Emmené par Gareth Bale, les Dragons peuvent viser leur première phase finale depuis presque soixante ans. Parce que l'équipe a un petit brin de talent. Mais surtout parce que les qualifs ressemblent désormais à une vaste blague.

Ah, si Ryan Giggs avait été Anglais Deux décennies durant, les supporters d'Albion ont soupiré à l'envi ce regret majuscule identifié comme la raison principale des échecs à répétition de l'Angleterre malgré quelques générations franchement pas dégueulasses sur le papier. L'ensemble de l'opinion outre-Manche a toujours convenu que la sélection aux Trois Lions a manqué du pouvoir créatif et de perforation du génial ailier gallois, un secteur tellement dévasté depuis la fin de John Barnes que, régulièrement, des Paul Scholes ou même Steven Gerrard ont été sacrifiés pour aller occuper à contre-emploi ce fameux couloir hanté par le fantôme du magicien mancunien. Au fond, ça aura été l'histoire de deux manques, sans que l'on sache lequel aura été le plus orphelin des deux. Parce que Giggs n'a pas souvent été à la fête avec les Dragons où, parfois, son coéquipier le plus technique avait pour nom John Hartson, et on plaisante à peine.
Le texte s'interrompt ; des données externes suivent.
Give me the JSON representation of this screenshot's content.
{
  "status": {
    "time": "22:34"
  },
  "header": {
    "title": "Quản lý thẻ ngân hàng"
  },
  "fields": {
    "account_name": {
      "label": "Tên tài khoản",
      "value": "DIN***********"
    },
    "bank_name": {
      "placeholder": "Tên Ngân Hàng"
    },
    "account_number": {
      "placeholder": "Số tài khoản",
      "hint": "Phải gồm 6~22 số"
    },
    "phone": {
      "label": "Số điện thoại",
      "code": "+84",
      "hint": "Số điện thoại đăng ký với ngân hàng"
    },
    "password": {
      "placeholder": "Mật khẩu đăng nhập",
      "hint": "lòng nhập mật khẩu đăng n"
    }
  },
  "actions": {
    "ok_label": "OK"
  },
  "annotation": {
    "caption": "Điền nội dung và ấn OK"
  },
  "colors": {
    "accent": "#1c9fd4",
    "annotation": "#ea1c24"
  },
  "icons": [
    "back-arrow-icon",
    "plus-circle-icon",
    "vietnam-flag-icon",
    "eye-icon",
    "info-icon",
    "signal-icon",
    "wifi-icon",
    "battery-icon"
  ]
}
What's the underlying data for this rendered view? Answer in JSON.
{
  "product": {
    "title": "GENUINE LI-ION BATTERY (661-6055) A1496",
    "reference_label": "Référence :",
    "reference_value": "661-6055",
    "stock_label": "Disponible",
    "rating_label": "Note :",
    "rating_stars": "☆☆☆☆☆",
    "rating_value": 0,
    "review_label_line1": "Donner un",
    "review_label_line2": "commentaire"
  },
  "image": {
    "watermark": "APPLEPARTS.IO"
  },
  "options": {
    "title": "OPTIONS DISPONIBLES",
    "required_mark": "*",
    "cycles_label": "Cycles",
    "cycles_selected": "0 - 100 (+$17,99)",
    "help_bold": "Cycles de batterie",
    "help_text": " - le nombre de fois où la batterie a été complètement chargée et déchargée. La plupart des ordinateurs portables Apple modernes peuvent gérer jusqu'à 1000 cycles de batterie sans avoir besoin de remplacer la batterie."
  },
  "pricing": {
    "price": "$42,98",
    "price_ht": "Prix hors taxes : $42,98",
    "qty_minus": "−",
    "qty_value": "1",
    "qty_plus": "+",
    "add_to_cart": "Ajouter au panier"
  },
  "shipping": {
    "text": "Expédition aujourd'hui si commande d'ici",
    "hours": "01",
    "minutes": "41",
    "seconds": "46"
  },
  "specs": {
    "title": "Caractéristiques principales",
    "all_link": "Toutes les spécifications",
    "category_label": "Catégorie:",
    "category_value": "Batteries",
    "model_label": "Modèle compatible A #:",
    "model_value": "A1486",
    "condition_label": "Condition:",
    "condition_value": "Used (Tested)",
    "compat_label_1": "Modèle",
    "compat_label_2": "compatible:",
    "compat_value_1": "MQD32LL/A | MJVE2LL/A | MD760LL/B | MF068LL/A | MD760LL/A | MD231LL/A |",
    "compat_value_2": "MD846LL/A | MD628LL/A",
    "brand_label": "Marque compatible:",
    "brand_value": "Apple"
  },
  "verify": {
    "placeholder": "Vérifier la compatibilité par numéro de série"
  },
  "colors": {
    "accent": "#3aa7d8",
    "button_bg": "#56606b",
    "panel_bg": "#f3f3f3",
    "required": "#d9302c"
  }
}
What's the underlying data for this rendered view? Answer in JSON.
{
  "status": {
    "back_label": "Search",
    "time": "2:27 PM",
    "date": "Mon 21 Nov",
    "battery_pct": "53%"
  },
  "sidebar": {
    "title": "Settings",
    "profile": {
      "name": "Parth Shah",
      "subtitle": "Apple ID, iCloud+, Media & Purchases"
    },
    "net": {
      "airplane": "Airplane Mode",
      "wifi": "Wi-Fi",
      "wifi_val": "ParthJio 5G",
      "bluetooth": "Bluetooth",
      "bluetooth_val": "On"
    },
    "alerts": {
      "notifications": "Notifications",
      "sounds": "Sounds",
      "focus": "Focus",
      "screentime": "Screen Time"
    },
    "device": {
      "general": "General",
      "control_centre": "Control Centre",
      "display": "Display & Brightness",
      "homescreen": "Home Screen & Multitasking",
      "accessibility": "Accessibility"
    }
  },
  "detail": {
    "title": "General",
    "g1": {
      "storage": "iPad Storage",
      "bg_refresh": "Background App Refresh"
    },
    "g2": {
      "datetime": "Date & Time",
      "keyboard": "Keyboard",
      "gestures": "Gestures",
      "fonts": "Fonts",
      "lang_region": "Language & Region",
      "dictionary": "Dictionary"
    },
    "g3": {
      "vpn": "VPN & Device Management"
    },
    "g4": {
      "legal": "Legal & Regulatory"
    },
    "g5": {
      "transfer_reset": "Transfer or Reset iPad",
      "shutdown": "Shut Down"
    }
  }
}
Résultat : Ryan Giggs n'a jamais goûté la moindre phase finale internationale, une gabegie pour un tel phénomène, qui serait sans doute bien plus haut dans la hiérarchie historique, lui dont Zinedine Zidane himself a dit : « Je me souviens très bien de la sensation que j'ai eue en affrontant Giggs la première fois, ça a été un choc comparable à celui de ma première vision de Ronaldo (le Brésilien, ndlr). S'il avait été Français, Pires et moi aurions été sur le banc ». Bon, ZZ pousse peut-être un chouïa mais c'est dire l'impact parfois méconnu que le gaucher impénitent a eu sur tous ses adversaires. Alors quoi ? Ridicule ce brave Ryan avec son équipe nationale de bras cassés ? Pas forcément car lors des qualifs de l'Euro 1992, le Pays de Galles avait fini dans la roue des champions du monde allemands, pas suffisant pour accéder à la phase finale en Suède. Idem pour aller au Mondial 1998 et l'Euro 2004 où la seconde place des Gallois ne leur donne accès, au mieux, qu'à un billet pour les barrages (perdus face à la Russie en novembre 2003). De ce point de vue, Ryan Giggs est peut-être né quinze ans trop tôt. Car pour sa patrie chérie, la donne est peut-être en train de changer
Petite leçon de proba
On l'a dit, par le passé, le Pays de Galles a souffert en éliminatoires, faute de véritables bons joueurs autour de la légende de MU, à une époque où le bloc de l'Est n'avait pas encore fini d'être totalement disloqué et donc un niveau de qualifs bien plus...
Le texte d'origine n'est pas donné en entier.